Name im Capitulare | Nr. | Botanischer Name | Familie |
intubas |
|
Cichorium intybus L. | Asteraceae |
|
Die ausdauernde Art bildet
zunächst eine bodenständige Blattrosette; gleichzeitig entwickelt
sich unterirdisch eine spindelförmige Rübe. Frühestens im
zweiten Jahr treibt dann der Blütenstiel. Die Rosettenblätter
sind mehr oder weniger schrotsägeförmig eingeschnitten und kurz
gestielt bis sitzend; die Stängelblätter sind ähnlich, aber
am Grund deutlicher gestutzt oder mit pfeilförmigem Grund sitzend.
Bei Salatsorten sind die Blätter meist kaum eingeschnitten. Alle Blätter
sind kahl oder unterseits etwas steifhaarig. Der Stängel ist
oberwärts sparrig verästelt und endet in zahlreichen Blütenköpfchen.
Diese bestehen aus einem Kranz von bis zu 2cm langen blauen Zungenblüten.
Die Blütenköpfe öffnen sich nur vormittags. Linné
benutzte die Art für seine berühmte Blumenuhr in Uppsala, weil
sie dort ziemlich genau um 5 Uhr morgens die Blüten öffnet und
um 10 Uhr wieder schließt. In unseren Breiten schließen die
Blütenköpfe etwa um 11 Uhr Ortszeit (was nach der gesetzlichen
Zeit im Sommer bis zu 1½ Stunden später sein kann). Aus den
Blüten entwickelt sich eine 2-3mm lange Frucht, die durch einen kurzen
Haarkranz (Pappus) gekrönt wird. Alle Teile der Pflanze führen
einen weißlichen Milchsaft.
Die Wildform variiert nur
wenig. In Kultur wurden die Sorten entweder auf die Rübe oder als
Salatpflanzen gezüchtet. Die Kultursorten mit reich entwickelter Rübe
werden als var. sativum bezeichnet. Die Salatsorten werden unter
der var. foliosum zusammengefasst.
Wahrscheinlich ist die Art bei uns nicht heimisch. Dafür spricht
u.a., dass die Wegwarte ausschließlich vom Menschen geschaffene Biotope
wie Schutthalden, Brachen, Verkehrswege usw., aber keine natürlichen
Biotope besiedelt.
Geschichte
Die heute eurasisch verbreitete
Pflanze stammt vermutlich aus dem Mittelmeerraum, von wo sie wohl schon
in vorgeschichtlicher Zeit vom Menschen verschleppt wurde. Horaz, Plinius,
Vergil und Ovid erwähnen sie als Gemüse und Heilpflanze. Dioskorides
nannte sie intybus erraticus, andere antike Schriftsteller intybus
(auch intubus) agrestis oder i. silvaticus im Unterschied
zur nahe verwandten und sehr ähnlichen Endivie, die u.a. intybus
sativus oder i. foliosus genannt wurde. Die Wegwarte gehört
auch zu den "bitteren Kräutern", die beim jüdischen Passa-Fest
zum gebratenen Lamm verzehrt werden. Über das erste Passa-Fest in
Ägypten steht im 2. Buch Mose (12,8): "(Sie) sollen das Fleisch essen
in derselben Nacht, am Feuer gebraten, und ungesäuertes Brot dazu,
und sollen es mit bitteren Kräutern essen." In der Mischna,
einer Sammlung theologischer Traktate aus dem 1. und 2. Jahrhundert n.

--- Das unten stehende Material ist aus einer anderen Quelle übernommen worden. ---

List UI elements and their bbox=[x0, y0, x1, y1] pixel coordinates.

Chr., die für das Judentum normbildend wurde, ist unter diesen bitteren
Kräutern ausdrücklich die Zichorie erwähnt. Es ist allerdings
nicht endgültig zu klären, ob damit die Wegwarte oder die wilde
Urform der Endivie (Cichorium endivia ssp. pumilum) gemeint
ist.
Die älteste Erwähnung
in Mitteleuropa findet sich im Capitulare de villis, wobei nicht eindeutig
ist, was mit intubas genau gemeint ist. Im HEGI (Illustrierte Flora
von Mitteleuropa VI 4) wird intubas als Endivie interpretiert und
die Wegwarte als solsequiam. Gegen diese Deutung spricht, dass intubas
nicht bei den Salatpflanzen sondern in einer Reihe von Heilpflanzen aufgeführt
wird. Während die Endivie ausschließlich als Salatpflanze angebaut
wurde, war die Wegwarte auch als Heilpflanze in Gebrauch, wegen des bittereren
Geschmacks war sie als Salat oder Gemüse nicht so geschätzt.
Es ist auch nicht auszuschließen, dass intubas als Plural
zu verstehen ist und beide Arten damit gemeint waren.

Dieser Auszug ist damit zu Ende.